Terms and Conditions
- Order & Acceptance. Hi-Tech’s acceptance of the order of the goods identified in this invoice (“Goods”) is expressly made conditional on Buyer’s acceptance of the terms and conditions in this invoice. Buyer’s payment for all or part of the Goods or Buyer’s acceptance of all or part of the Goods will be conclusively deemed as Buyer’s assent to these terms and conditions. These terms and conditions constitute the complete, exclusive, and fully integrated statement of the agreement between Buyer and Hi-Tech Aggregate, LLC (“Hi-Tech”), concerning the Goods, and supersedes any prior agreement, understanding, or negotiation, whether oral or written, between Buyer and Hi-Tech. Buyer expressly waives all provisions contained in any of Buyer’s correspondence or forms involved in this sale that negate, limit, extend, or conflict with the terms and conditions in this invoice. No course of performance, course of dealing, or usage of trade modifies, adds to, or otherwise alters these terms and conditions.
- Payment. Payment terms are net 30 days from the date of this invoice, payable in money. A service charge of 1.5% per month (18% per year) will be made on past-due accounts. Taxes are excluded unless otherwise stated. No Goods may be returned for credit without first obtaining written consent from Hi-Tech.
- Delivery. Upon tender of the Goods for delivery F.O.B. Hi-Tech’s commercial pit in Bunkerville, Nevada, all risk of loss or damage and other incidents of ownership pass to Buyer, but Hi-Tech retains a security interest in the Goods until the purchase price is paid. Delivery dates are not guaranteed, and Hi-Tech will not be liable for any losses, damages, penalties, or expenses for failure to meet any delivery date.
- Warranty. There are no warranties that extend beyond the description of the Goods on the face of this invoice. Otherwise, the Goods are sold “as is” and “with all faults.” Hi-Tech explicitly disclaims all other warranties, whether express or implied, including warranties of merchantability and fitness for a particular purpose. Any technical information or assistance provided by Hi-Tech’s agents or employees or oral statement made by Hi-Tech’s agents or employees about the Goods is given without warranty or specification and accepted at the Buyer’s risk. Buyer acknowledges that it has not been induced by and is not relying on any statements or representations of Hi-Tech’s agents or employees with respect to the quality or condition of the Goods. Buyer is responsible for testing the Goods before it purchases them.
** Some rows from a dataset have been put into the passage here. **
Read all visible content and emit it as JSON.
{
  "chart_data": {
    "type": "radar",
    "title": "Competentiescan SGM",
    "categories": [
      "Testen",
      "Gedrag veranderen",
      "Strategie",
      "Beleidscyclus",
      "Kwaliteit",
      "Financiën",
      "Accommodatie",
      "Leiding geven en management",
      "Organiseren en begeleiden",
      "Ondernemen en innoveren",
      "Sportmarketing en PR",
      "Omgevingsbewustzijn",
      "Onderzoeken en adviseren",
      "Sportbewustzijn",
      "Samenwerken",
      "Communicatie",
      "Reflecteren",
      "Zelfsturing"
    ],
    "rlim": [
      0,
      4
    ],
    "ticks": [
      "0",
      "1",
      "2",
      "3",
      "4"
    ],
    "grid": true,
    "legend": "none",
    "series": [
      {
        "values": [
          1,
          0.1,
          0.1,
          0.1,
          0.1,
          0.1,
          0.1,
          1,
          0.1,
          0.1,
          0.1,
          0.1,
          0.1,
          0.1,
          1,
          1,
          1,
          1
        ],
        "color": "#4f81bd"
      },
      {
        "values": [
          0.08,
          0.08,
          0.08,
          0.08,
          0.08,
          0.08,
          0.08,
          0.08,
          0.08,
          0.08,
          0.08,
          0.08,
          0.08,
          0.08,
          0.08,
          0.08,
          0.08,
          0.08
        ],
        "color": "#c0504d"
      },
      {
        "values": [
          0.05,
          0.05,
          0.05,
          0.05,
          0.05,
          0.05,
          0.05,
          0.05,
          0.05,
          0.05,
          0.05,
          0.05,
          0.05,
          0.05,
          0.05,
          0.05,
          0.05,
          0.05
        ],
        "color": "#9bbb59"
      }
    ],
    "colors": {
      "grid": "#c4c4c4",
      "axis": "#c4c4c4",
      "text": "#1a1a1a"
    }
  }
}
Buyer acknowledges that it has relied solely on the investigations, examinations, and inspections as the Buyer has chosen to make and that Hi-Tech has afforded Buyer the opportunity for full and complete investigations, examinations, and inspections.
- Limitation of Liability. Buyer’s exclusive remedy for any claims related to warranty or the quality of the Goods (whether arising in tort, contract, or any other theory of liability) for any loss or damages arising out of, connected with, or resulting from the Goods or the terms and conditions in this invoice, is, at Hi-Tech’s discretion, to either replace the Goods or refund the purchase price upon their return. In no event will Hi-Tech be responsible or liable to Buyer for indirect, special, incidental, liquidated, punitive, consequential, or other damages even if Hi-Tech has been advised of the possibility of such damages. No action, regardless of form, arising out the transaction under this invoice may be commenced by Buyer more than 12 months after the cause of action has accrued.
- Indemnification. Buyer shall indemnify and hold Hi-Tech harmless from and against any and all claims, demands, lawsuits, damages, liabilities, costs, and expenses (including attorney fees) incurred by reason of any injury to or death of any person or damage to any property resulting from or arising out of any act, error, omission, negligence, or misconduct by Buyer in connection with the Goods.
- Force Majeure. Hi-Tech is not liable for any delays in performance or for non-performance due to unforeseen circumstances or causes beyond Hi-Tech’s reasonable control.
- Miscellaneous. The laws of Nevada (without giving effect to its conflicts of law principles) govern the transaction under this invoice and these terms and conditions. No amendment to these terms and conditions will be effective unless it is in writing and signed by Buyer and Hi-Tech. The prevailing party in any adversarial proceeding arising out the transaction under this invoice or these terms and conditions will be entitled to costs, expenses, and attorney fees. Hi-Tech’s waiver of any provision in these terms and conditions will not be effective unless it is in writing and signed by Hi-Tech. A waiver granted on one occasion will not operate as a waiver on other any other occasion. Each provision in these terms and conditions will be interpreted in a way that is valid under applicable law. If any provision is held invalid, the rest of these terms and conditions will remain in full effect.